An upbeat consumer demand for residential real estate is getting support from a reviving economy. Thanks to lower corporate debt, banks and other lenders are flush with funds. “They would like to channelise that money into primary sectors such as agriculture and real estate,” says Jain.

Stock markets gave healthy returns to investors, who then channelised those funds into buying or upgrading residences. This trend was especially observed in cities such as Mumbai, which saw a burst of residential real estate activity in the third quarter of 2021. The uptick was seen across major cities in India.

According to Knight Frank India’s India Real Estate Update for July-September 2021 period, while the second quarter was muted across cities, sales picked up in the third quarter. The number of units sold in Kolkata, Hyderabad, Bengaluru, Chennai and NCR were more than or almost at the same level as the sales in the first quarter.

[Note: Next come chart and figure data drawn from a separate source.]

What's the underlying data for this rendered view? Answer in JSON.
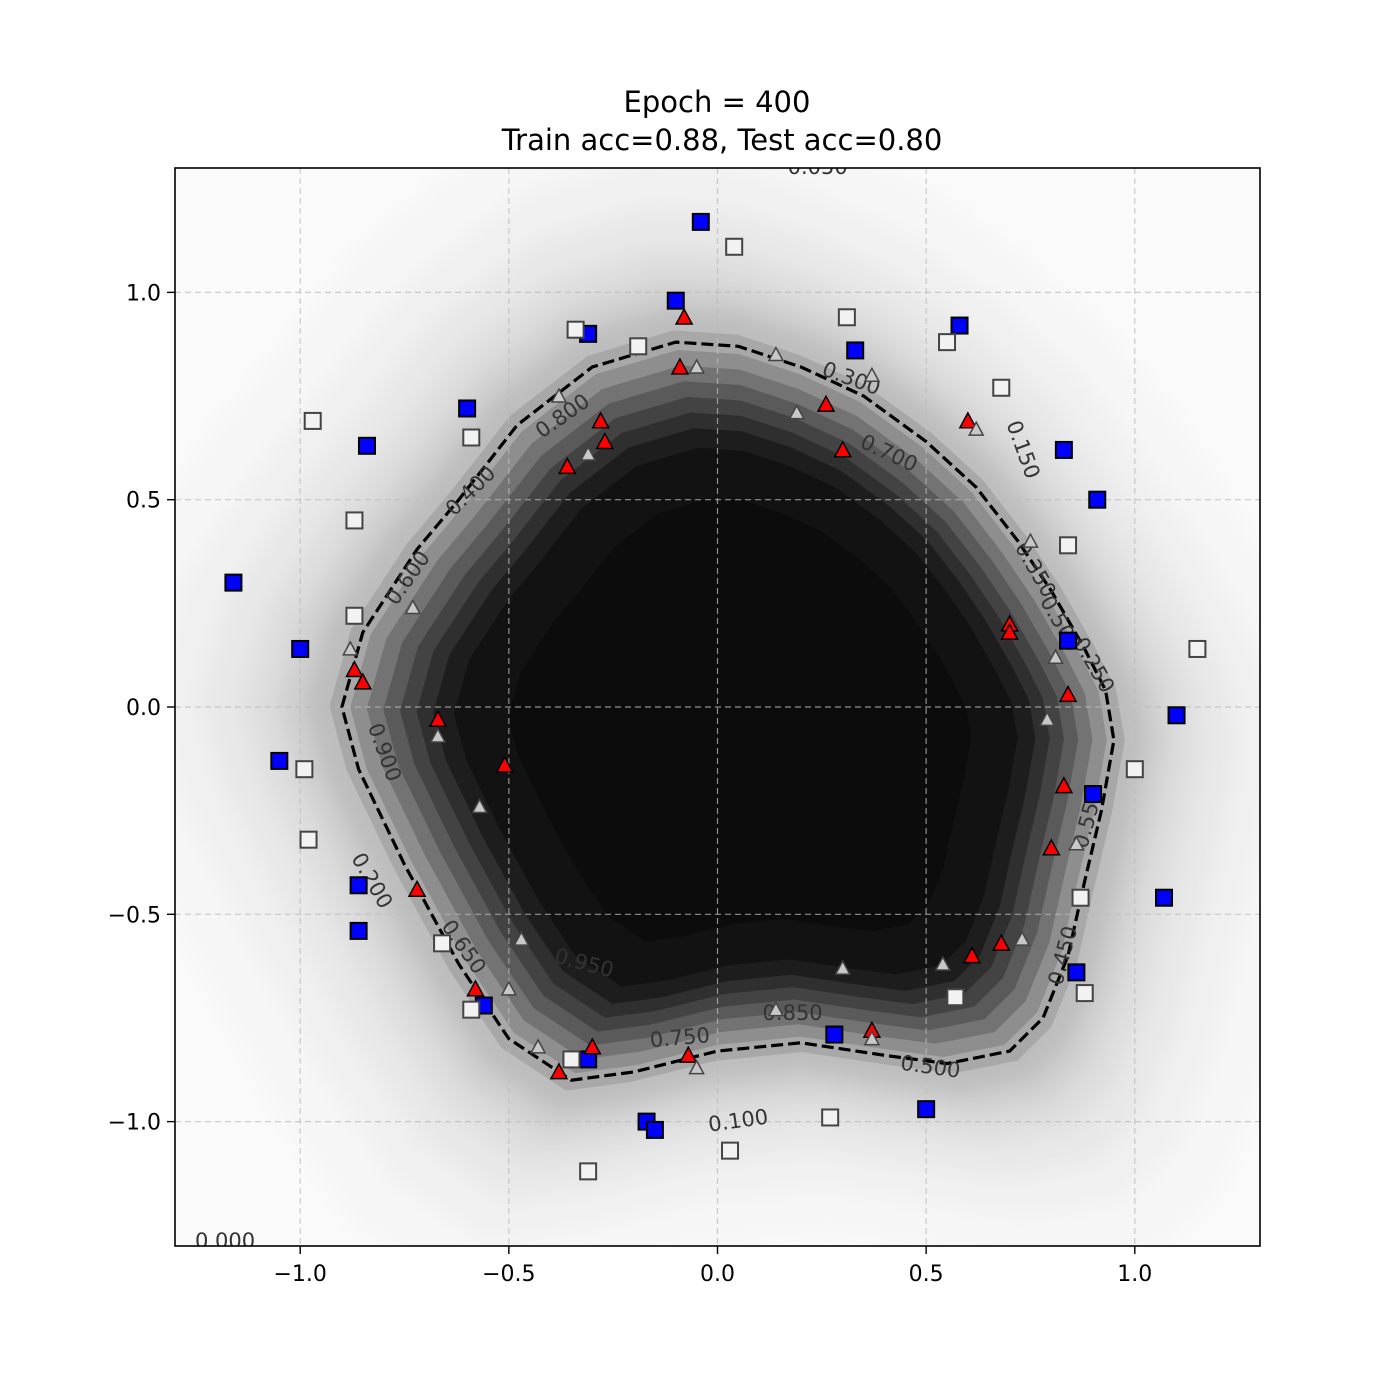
{
  "chart_data": {
    "type": "scatter",
    "title": "Epoch = 400",
    "subtitle": "Train acc=0.88, Test acc=0.80",
    "xlim": [
      -1.3,
      1.3
    ],
    "ylim": [
      -1.3,
      1.3
    ],
    "xticks": [
      -1.0,
      -0.5,
      0.0,
      0.5,
      1.0
    ],
    "yticks": [
      1.0,
      0.5,
      0.0,
      -0.5,
      -1.0
    ],
    "xtick_labels": [
      "−1.0",
      "−0.5",
      "0.0",
      "0.5",
      "1.0"
    ],
    "ytick_labels": [
      "1.0",
      "0.5",
      "0.0",
      "−0.5",
      "−1.0"
    ],
    "grid": true,
    "decision_boundary": {
      "level": 0.5,
      "points": [
        [
          -0.9,
          0.0
        ],
        [
          -0.85,
          0.18
        ],
        [
          -0.72,
          0.38
        ],
        [
          -0.62,
          0.5
        ],
        [
          -0.48,
          0.68
        ],
        [
          -0.3,
          0.82
        ],
        [
          -0.1,
          0.88
        ],
        [
          0.05,
          0.87
        ],
        [
          0.2,
          0.82
        ],
        [
          0.35,
          0.75
        ],
        [
          0.5,
          0.64
        ],
        [
          0.62,
          0.53
        ],
        [
          0.72,
          0.4
        ],
        [
          0.8,
          0.28
        ],
        [
          0.88,
          0.14
        ],
        [
          0.93,
          0.04
        ],
        [
          0.95,
          -0.08
        ],
        [
          0.92,
          -0.25
        ],
        [
          0.88,
          -0.42
        ],
        [
          0.84,
          -0.6
        ],
        [
          0.78,
          -0.75
        ],
        [
          0.7,
          -0.83
        ],
        [
          0.55,
          -0.86
        ],
        [
          0.4,
          -0.84
        ],
        [
          0.2,
          -0.81
        ],
        [
          0.0,
          -0.83
        ],
        [
          -0.2,
          -0.88
        ],
        [
          -0.35,
          -0.9
        ],
        [
          -0.5,
          -0.8
        ],
        [
          -0.62,
          -0.62
        ],
        [
          -0.75,
          -0.38
        ],
        [
          -0.86,
          -0.15
        ],
        [
          -0.9,
          0.0
        ]
      ]
    },
    "contour_labels": [
      {
        "text": "0.050",
        "x": 0.24,
        "y": 1.3,
        "rot": 0
      },
      {
        "text": "0.300",
        "x": 0.32,
        "y": 0.79,
        "rot": 20
      },
      {
        "text": "0.700",
        "x": 0.41,
        "y": 0.61,
        "rot": 25
      },
      {
        "text": "0.150",
        "x": 0.73,
        "y": 0.62,
        "rot": 70
      },
      {
        "text": "0.800",
        "x": -0.37,
        "y": 0.7,
        "rot": -35
      },
      {
        "text": "0.400",
        "x": -0.59,
        "y": 0.52,
        "rot": -45
      },
      {
        "text": "0.600",
        "x": -0.74,
        "y": 0.31,
        "rot": -55
      },
      {
        "text": "0.350",
        "x": 0.76,
        "y": 0.33,
        "rot": 60
      },
      {
        "text": "0.500",
        "x": 0.82,
        "y": 0.2,
        "rot": 60
      },
      {
        "text": "0.250",
        "x": 0.9,
        "y": 0.1,
        "rot": 60
      },
      {
        "text": "0.900",
        "x": -0.8,
        "y": -0.11,
        "rot": 70
      },
      {
        "text": "0.550",
        "x": 0.89,
        "y": -0.27,
        "rot": -75
      },
      {
        "text": "0.200",
        "x": -0.83,
        "y": -0.42,
        "rot": 60
      },
      {
        "text": "0.650",
        "x": -0.61,
        "y": -0.58,
        "rot": 55
      },
      {
        "text": "0.950",
        "x": -0.32,
        "y": -0.62,
        "rot": 15
      },
      {
        "text": "0.450",
        "x": 0.83,
        "y": -0.6,
        "rot": -75
      },
      {
        "text": "0.850",
        "x": 0.18,
        "y": -0.74,
        "rot": 0
      },
      {
        "text": "0.750",
        "x": -0.09,
        "y": -0.8,
        "rot": -5
      },
      {
        "text": "0.500",
        "x": 0.51,
        "y": -0.87,
        "rot": 8
      },
      {
        "text": "0.100",
        "x": 0.05,
        "y": -1.0,
        "rot": -8
      },
      {
        "text": "0.000",
        "x": -1.18,
        "y": -1.29,
        "rot": 0
      }
    ],
    "series": [
      {
        "name": "",
        "marker": "square",
        "split": "train",
        "color": "#0000ff",
        "points": [
          [
            -0.04,
            1.17
          ],
          [
            -0.1,
            0.98
          ],
          [
            0.58,
            0.92
          ],
          [
            0.33,
            0.86
          ],
          [
            -0.31,
            0.9
          ],
          [
            -0.6,
            0.72
          ],
          [
            -0.84,
            0.63
          ],
          [
            0.83,
            0.62
          ],
          [
            0.91,
            0.5
          ],
          [
            -1.16,
            0.3
          ],
          [
            -1.0,
            0.14
          ],
          [
            0.84,
            0.16
          ],
          [
            1.1,
            -0.02
          ],
          [
            -1.05,
            -0.13
          ],
          [
            0.9,
            -0.21
          ],
          [
            -0.86,
            -0.43
          ],
          [
            -0.86,
            -0.54
          ],
          [
            1.07,
            -0.46
          ],
          [
            0.86,
            -0.64
          ],
          [
            -0.56,
            -0.72
          ],
          [
            0.28,
            -0.79
          ],
          [
            -0.31,
            -0.85
          ],
          [
            -0.17,
            -1.0
          ],
          [
            -0.15,
            -1.02
          ],
          [
            0.5,
            -0.97
          ]
        ]
      },
      {
        "name": "",
        "marker": "square",
        "split": "test",
        "color": "#f2f2f2",
        "points": [
          [
            0.04,
            1.11
          ],
          [
            0.31,
            0.94
          ],
          [
            -0.34,
            0.91
          ],
          [
            -0.19,
            0.87
          ],
          [
            0.55,
            0.88
          ],
          [
            0.68,
            0.77
          ],
          [
            -0.97,
            0.69
          ],
          [
            -0.59,
            0.65
          ],
          [
            -0.87,
            0.45
          ],
          [
            0.84,
            0.39
          ],
          [
            -0.87,
            0.22
          ],
          [
            1.15,
            0.14
          ],
          [
            -0.99,
            -0.15
          ],
          [
            1.0,
            -0.15
          ],
          [
            -0.98,
            -0.32
          ],
          [
            0.87,
            -0.46
          ],
          [
            -0.66,
            -0.57
          ],
          [
            0.57,
            -0.7
          ],
          [
            0.88,
            -0.69
          ],
          [
            -0.59,
            -0.73
          ],
          [
            -0.35,
            -0.85
          ],
          [
            0.27,
            -0.99
          ],
          [
            0.03,
            -1.07
          ],
          [
            -0.31,
            -1.12
          ]
        ]
      },
      {
        "name": "",
        "marker": "triangle",
        "split": "train",
        "color": "#ff0000",
        "points": [
          [
            -0.08,
            0.94
          ],
          [
            -0.09,
            0.82
          ],
          [
            0.6,
            0.69
          ],
          [
            0.26,
            0.73
          ],
          [
            -0.28,
            0.69
          ],
          [
            -0.27,
            0.64
          ],
          [
            0.3,
            0.62
          ],
          [
            -0.36,
            0.58
          ],
          [
            0.7,
            0.2
          ],
          [
            0.7,
            0.18
          ],
          [
            -0.87,
            0.09
          ],
          [
            -0.85,
            0.06
          ],
          [
            0.84,
            0.03
          ],
          [
            -0.67,
            -0.03
          ],
          [
            -0.51,
            -0.14
          ],
          [
            0.83,
            -0.19
          ],
          [
            0.8,
            -0.34
          ],
          [
            -0.72,
            -0.44
          ],
          [
            0.61,
            -0.6
          ],
          [
            0.68,
            -0.57
          ],
          [
            -0.58,
            -0.68
          ],
          [
            0.37,
            -0.78
          ],
          [
            -0.3,
            -0.82
          ],
          [
            -0.07,
            -0.84
          ],
          [
            -0.38,
            -0.88
          ]
        ]
      },
      {
        "name": "",
        "marker": "triangle",
        "split": "test",
        "color": "#c8c8c8",
        "points": [
          [
            0.14,
            0.85
          ],
          [
            -0.05,
            0.82
          ],
          [
            0.37,
            0.8
          ],
          [
            -0.38,
            0.75
          ],
          [
            0.19,
            0.71
          ],
          [
            0.62,
            0.67
          ],
          [
            -0.31,
            0.61
          ],
          [
            0.75,
            0.4
          ],
          [
            -0.73,
            0.24
          ],
          [
            -0.88,
            0.14
          ],
          [
            0.81,
            0.12
          ],
          [
            0.79,
            -0.03
          ],
          [
            -0.67,
            -0.07
          ],
          [
            -0.57,
            -0.24
          ],
          [
            0.86,
            -0.33
          ],
          [
            -0.47,
            -0.56
          ],
          [
            0.73,
            -0.56
          ],
          [
            0.54,
            -0.62
          ],
          [
            0.3,
            -0.63
          ],
          [
            -0.5,
            -0.68
          ],
          [
            0.14,
            -0.73
          ],
          [
            0.37,
            -0.8
          ],
          [
            -0.43,
            -0.82
          ],
          [
            -0.05,
            -0.87
          ]
        ]
      }
    ]
  }
}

The strong stock market sentiment continues for 2022—Morgan Stanley expects the Sensex to hit 70,000 in a bull phase, while brokerage Jefferies is overweight on housing in India. The new year is likely to be positive for stock market investors. The Sensex returned 20.03 per cent (year to date) while Nifty returned 22.11 per cent between January 2021 and December 16, 2021. Good times for real estate are expected to roll into 2022 on the back of the market sentiment.

What Should You Do?

Home loan interest rates are low at present and are likely to remain so for about six months or longer. However, these are expected to be revised upwards. “Buyers are also aware of that and are coming forward to buy now,” says Sinha.

While the offers are aplenty in the market, be careful not to be swayed by them. While some of them may offer genuine benefits to the buyer, others may just be marketing gimmicks. So, the homebuyer needs to do the due diligence before taking the plunge. For instance, some developers offer a GST waiver. However, the 12 per cent GST is levied only on under-construction projects and not on ready-to-move homes. If you are settling for the latter, the property may anyway be GST-free.

When it comes to freebies, it makes sense to check if their value can be fully deducted from the price of the property. If it is possible to negotiate a cash discount, go with that instead of a freebie like a phone or furnishings.

Moreover, nominal discounts could be negotiated during the non-festive season as well. So, seek informed opinion on prices without the discounting and then compare the benefits of the festive season offers.

Sales are up but sellers still need to clear stock and close deals, so you may be able to negotiate more. Offers and freebies make more sense if you are already planning to buy a house. Rushing to the decision lured by offers may not be wise. Keep in mind the builder’s credibility, connectivity of the area, proper planning, amenities, and design. Look for a property that suits your needs and budget.